Wawasee Area Conservancy Foundation’s annual bug catch the Fourth of July weekend brought kids of all ages including their parents and grandparents, to the WACF Educational Center Saturday morning.
Diana Castell, ecology education director for WACF, noted the foundation is all about “preserving the water quality of our lakes, in efforts to do that, the bug catch program was started to teach young people about the value of having insects in the water and how important that is to water quality.” Nancy Brown, certified Hoosier water trainer, assists in the program.
Brown provided a brief educational lesson on benthic macroinvertebrates, or critters as she calls them, “The reason we look for benthic macroinvertebrates is because they help tell us what the water quality is. Just like you can tell the quality of water by the fish you catch, you can tell the kind of water quality you have by the insects that live in the water.”
Brown shared why these critters are important to the lake’s habitat — the food chain. “They depend on these critters.” She further explained she only looks for the bugs, “that’s how we identify water quality, certain animals can only live in very high water quality, we can tell by what we find.”

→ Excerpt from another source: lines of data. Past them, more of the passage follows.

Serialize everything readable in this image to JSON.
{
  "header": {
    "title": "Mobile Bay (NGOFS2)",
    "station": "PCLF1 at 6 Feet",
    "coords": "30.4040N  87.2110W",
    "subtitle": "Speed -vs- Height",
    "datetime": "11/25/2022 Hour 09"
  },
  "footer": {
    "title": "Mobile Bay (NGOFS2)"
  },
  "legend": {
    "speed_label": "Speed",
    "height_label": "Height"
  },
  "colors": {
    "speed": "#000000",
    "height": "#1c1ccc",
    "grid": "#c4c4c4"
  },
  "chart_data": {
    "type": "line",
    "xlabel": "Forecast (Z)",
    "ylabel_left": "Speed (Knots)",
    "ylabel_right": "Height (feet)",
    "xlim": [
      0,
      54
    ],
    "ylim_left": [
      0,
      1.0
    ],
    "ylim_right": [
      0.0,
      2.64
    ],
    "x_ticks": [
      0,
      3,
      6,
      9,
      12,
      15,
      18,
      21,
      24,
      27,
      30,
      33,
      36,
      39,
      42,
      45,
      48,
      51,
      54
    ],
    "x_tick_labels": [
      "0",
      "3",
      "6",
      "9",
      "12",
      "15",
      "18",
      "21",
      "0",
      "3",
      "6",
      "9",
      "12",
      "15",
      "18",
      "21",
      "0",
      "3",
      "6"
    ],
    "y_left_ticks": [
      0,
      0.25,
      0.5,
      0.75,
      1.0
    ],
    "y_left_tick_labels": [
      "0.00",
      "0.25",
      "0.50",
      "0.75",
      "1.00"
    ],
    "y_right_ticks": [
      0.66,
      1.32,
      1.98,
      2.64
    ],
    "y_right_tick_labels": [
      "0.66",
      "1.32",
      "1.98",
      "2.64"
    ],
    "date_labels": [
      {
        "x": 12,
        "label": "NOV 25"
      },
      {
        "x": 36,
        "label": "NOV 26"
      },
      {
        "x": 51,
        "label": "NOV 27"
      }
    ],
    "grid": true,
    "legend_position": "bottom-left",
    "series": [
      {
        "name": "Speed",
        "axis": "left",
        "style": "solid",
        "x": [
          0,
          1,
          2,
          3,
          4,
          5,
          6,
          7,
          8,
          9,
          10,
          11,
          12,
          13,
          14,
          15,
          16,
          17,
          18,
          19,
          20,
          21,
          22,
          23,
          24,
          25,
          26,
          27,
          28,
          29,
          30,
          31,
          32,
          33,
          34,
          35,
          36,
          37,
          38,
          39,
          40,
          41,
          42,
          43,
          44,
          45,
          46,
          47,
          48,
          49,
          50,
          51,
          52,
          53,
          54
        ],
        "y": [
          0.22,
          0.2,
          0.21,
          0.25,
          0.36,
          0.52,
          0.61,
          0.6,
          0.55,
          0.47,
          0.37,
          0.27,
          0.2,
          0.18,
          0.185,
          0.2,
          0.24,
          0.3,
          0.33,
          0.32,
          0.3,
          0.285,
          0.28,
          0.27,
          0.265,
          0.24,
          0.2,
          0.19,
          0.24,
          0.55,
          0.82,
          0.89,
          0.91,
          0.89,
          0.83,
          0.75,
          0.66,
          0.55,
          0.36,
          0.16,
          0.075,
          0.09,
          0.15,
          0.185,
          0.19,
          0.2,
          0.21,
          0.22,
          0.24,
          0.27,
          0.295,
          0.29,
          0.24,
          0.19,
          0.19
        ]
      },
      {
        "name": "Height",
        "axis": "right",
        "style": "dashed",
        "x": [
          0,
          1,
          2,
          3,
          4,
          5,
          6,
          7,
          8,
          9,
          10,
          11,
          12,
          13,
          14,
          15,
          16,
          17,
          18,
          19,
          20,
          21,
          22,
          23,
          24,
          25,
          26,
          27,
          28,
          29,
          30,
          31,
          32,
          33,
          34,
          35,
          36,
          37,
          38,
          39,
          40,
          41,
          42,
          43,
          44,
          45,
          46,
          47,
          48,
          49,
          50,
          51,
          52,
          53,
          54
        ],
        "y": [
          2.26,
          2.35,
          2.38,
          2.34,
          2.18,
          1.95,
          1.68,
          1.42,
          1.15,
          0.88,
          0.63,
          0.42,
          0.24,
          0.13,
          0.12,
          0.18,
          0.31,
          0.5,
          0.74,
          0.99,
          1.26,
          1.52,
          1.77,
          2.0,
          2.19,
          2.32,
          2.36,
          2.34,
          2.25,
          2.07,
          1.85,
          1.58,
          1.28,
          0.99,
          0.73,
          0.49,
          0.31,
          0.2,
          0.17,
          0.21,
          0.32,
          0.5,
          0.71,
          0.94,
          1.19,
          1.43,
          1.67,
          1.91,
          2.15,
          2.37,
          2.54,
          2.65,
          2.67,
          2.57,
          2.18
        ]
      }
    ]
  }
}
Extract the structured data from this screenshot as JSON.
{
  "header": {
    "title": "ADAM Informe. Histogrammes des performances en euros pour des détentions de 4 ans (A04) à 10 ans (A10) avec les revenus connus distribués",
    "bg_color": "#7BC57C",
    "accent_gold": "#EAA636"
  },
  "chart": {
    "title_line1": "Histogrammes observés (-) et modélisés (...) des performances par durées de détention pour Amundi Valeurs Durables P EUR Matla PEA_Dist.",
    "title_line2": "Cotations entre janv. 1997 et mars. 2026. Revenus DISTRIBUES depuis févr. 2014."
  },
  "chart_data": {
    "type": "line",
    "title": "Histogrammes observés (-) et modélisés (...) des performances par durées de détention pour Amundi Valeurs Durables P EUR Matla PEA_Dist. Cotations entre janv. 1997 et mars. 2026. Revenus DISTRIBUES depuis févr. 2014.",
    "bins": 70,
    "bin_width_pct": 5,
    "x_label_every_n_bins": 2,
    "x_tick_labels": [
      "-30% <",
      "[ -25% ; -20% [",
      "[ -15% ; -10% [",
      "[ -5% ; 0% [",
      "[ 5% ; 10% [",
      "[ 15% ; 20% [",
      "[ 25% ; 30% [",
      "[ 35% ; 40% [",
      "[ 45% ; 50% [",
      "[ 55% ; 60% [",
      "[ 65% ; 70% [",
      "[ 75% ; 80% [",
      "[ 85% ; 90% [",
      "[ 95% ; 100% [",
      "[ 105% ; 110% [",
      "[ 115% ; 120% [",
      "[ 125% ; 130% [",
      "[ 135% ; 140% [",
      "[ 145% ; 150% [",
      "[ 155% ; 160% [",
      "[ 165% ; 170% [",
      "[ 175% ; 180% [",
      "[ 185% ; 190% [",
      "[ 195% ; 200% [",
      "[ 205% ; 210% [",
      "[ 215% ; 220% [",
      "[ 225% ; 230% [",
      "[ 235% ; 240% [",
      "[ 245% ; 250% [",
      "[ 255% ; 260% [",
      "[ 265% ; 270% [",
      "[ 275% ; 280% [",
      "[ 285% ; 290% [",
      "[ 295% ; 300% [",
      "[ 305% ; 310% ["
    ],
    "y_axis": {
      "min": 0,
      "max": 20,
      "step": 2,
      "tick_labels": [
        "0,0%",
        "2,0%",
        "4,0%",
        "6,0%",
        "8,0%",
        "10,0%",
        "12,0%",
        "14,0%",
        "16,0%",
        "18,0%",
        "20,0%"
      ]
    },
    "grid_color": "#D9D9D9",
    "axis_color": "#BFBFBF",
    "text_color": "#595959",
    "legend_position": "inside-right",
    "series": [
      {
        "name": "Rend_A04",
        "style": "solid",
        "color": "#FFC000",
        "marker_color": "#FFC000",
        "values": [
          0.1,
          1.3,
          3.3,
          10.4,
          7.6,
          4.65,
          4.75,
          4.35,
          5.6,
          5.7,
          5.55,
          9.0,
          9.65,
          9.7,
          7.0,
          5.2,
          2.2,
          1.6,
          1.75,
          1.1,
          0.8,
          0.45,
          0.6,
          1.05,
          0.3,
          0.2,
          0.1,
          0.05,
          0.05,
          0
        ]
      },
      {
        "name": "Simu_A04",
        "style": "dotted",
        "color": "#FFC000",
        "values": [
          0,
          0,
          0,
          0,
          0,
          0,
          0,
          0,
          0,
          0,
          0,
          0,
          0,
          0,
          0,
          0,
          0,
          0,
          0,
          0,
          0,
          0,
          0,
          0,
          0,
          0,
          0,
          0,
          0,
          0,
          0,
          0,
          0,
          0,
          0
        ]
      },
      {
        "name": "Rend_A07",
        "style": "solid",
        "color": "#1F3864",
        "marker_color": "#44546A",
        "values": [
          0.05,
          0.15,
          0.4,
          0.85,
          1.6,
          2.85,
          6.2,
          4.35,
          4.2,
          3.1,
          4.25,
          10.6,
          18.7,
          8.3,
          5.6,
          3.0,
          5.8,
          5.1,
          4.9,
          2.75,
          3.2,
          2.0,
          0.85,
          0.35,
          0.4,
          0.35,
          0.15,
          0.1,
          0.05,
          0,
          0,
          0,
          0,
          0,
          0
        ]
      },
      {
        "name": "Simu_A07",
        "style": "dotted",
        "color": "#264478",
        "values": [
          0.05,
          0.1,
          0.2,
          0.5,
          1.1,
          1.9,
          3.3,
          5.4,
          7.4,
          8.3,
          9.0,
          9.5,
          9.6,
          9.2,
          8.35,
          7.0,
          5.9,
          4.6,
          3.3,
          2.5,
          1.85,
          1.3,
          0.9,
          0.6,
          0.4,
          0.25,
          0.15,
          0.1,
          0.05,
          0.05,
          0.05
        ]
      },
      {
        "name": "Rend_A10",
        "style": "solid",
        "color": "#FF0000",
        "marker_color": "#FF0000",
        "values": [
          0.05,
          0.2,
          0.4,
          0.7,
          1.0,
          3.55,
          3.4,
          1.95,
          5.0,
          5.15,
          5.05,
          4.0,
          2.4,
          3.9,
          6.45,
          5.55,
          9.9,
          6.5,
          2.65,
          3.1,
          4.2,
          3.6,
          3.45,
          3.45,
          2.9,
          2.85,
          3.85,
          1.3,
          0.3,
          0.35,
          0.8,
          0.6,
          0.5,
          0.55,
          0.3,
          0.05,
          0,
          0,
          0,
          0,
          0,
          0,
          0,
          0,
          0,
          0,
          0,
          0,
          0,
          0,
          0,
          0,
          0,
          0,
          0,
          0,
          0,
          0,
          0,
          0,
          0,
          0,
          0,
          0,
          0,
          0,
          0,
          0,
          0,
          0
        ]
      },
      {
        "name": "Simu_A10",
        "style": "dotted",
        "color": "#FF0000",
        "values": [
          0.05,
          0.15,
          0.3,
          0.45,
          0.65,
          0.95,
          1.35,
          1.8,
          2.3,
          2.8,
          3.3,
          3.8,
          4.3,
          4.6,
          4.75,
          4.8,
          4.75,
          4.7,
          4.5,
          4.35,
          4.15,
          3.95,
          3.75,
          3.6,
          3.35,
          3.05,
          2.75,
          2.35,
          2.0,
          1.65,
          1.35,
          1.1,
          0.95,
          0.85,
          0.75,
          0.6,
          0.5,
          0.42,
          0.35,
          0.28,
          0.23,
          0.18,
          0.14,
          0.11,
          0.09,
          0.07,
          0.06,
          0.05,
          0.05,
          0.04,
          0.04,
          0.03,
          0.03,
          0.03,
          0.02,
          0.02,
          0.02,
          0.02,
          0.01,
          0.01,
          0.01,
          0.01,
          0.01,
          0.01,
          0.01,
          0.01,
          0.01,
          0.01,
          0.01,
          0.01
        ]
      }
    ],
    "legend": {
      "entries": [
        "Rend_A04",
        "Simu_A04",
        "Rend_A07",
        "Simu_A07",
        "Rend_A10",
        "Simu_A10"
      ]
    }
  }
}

The group of close to 100 walked out to the lake front to begin their bug catching using nets and buckets with see-through bottoms. Sheets with various types of critters were on hand to look at what was caught, along with water magnifying containers. A variety of critters and non-critters were scooped up by the kids including dragonfly nymphs, zebra mussels and a few other lake life.
A light breakfast was provided before the fun began.
The bug catch is part of the WACF’s Lake Talk and Eats program the first Saturday of each month from June through August. The next Lake Talk and Eats will be Saturday, Aug. 1. The topic will be: invasive/exotic species.
The programs are 9 a.m. to 11 a.m. at the WACF Center, 11586 N. SR 13, Syracuse. Programs are free and open to the public.